In this post I'll cover some new capabilities in the Apache Spark 1.1 release and show what they mean to ODI today. There's a nice slide shown below from the Databricks training for Spark SQL that pitches some of the Spark SQL capabilities now available. As well as programmatic access via Python, Scala, Java, the Hive QL compatibility within Spark SQL is particularly interesting for ODI...... today. The Spark 1.1 release supports a subset of the Hive QL features which in turn is a subset of ANSI SQL, there is already a lot there and it is only going to grow. The Hive engine today uses map-reduce which is not fast today, the Spark engine is fast, in-memory - you can read much more on that elsewhere.
Figure taken from from the Databricks training for Spark SQL, July 2014.

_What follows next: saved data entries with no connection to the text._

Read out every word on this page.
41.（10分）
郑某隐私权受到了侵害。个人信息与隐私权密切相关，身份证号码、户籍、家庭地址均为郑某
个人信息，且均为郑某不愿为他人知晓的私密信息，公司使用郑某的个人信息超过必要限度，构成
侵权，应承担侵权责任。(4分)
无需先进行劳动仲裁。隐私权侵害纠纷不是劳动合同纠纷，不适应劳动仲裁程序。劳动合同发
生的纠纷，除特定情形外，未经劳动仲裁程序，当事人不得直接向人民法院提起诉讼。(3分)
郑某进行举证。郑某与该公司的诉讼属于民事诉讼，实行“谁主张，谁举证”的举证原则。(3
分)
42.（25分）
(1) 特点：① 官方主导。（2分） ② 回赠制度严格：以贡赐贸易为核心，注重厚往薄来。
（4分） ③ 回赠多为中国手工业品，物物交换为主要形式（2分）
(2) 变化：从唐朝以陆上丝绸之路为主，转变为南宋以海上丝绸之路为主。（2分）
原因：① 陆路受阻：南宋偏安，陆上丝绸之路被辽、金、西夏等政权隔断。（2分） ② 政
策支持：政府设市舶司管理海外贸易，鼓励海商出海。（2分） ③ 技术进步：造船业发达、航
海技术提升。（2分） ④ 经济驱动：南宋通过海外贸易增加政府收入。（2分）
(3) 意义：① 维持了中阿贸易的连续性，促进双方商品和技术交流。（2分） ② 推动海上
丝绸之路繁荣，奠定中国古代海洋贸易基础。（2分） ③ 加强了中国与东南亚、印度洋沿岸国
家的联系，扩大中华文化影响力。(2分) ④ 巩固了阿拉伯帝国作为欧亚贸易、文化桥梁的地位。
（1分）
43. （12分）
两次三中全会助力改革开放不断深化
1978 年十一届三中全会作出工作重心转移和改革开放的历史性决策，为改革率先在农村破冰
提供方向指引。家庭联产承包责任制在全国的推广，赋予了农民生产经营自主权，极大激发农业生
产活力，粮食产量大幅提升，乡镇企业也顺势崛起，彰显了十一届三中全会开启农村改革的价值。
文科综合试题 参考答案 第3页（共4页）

In the examples below I used the Oracle Big Data Lite VM, I downloaded the Spark 1.1 release and built using Maven (I was on CDH 5.2). To use Spark SQL in ODI, we need to create a Hive data server - the Hive data server masquerades as many things, it can can be used for Hive, for HCatalog or for Spark SQL. Below you can see my data server, note the Hive port is 10001, by default 10000 is the Hive server port - we aren't using Hive server to execute the query, here we are using the Spark SQL server. I will show later how I started the Spark SQL server on this port (Apache Spark doc for this is here).
I started the server using the Spark standalone cluster that I configured using the following command from my Spark 1.1 installation;
./sbin/start-thriftserver.sh --hiveconf hive.server2.thrift.bind.host bigdatalite --hiveconf hive.server2.thrift.port 10001 --master spark://192.168.122.1:7077
You can also specify local (for test), Yarn or other cluster information for the master. I could have just as easily started the server using Yarn by specify the master URI as something like --master yarn://192.168.122.1:8032 where 8032 is my Yarn resource manager port. I ran using the 10001 port so that I can run both Spark SQL and Hive engines in parallel whilst I do various tests. To reverse engineer I actually used the Hive engine to reverse engineer the table definitions in ODI (I hit some problems using the Spark SQL reversing, so worked around it) and then changed the model to use my newly created Spark SQL data server above.
Then I built my mappings just like normal - and used the KMs in ODI for Hive just like normal. For example the mapping below aggregates movie ratings and then joins with movie reference data to load movie rating data - the mapping uses the datastores from a model obtained from the Hive metastore;
If you look at the physical design the Hive KMs are assigned but we will execute this through the Spark SQL engine rather than through Hive. The switch from engine to engine was handled in the URL within our our Hive dataserver.
When the mapping is executed you can use the Spark monitoring API to check the status of the running application and Spark master/workers.
You can also monitor from the regular ODI operator and ODI console. Spark SQL support uses the Hive metastore for all the table definitions be they internally or externally managed data.
There are other blogs from tools showing how to access and use Spark SQL, such as the one here from Antoine Amend using SQL Developer. Antoine has also another very cool blog worth checking out Processing GDELT Data Using Hadoop. In this post he shows a custom InputFormat class that produces records/columns. This is a very useful post for anyone wanting to see the Spark newAPIHadoopFile api in action. It has a pretty funky name, but is a key piece (along with its related methods) of the framework.
Antoine also provides the source code to GdeltInputFormat so you can see the mechanics of his record reader, although the input data is delimited data (so could have been achieved in different ways) it's a useful resource to be aware of.
If you are looking at Spark SQL, this post was all about using Spark SQL via the JDBC route - there is another whole topic on transformations using the Spark framework alongside Spark SQL that is for future discussion. You should be aware of and check out the Hive QL compatibility documentation here, check what you can do can't do within Spark SQL today. Download the BDA Lite VM and give it a try.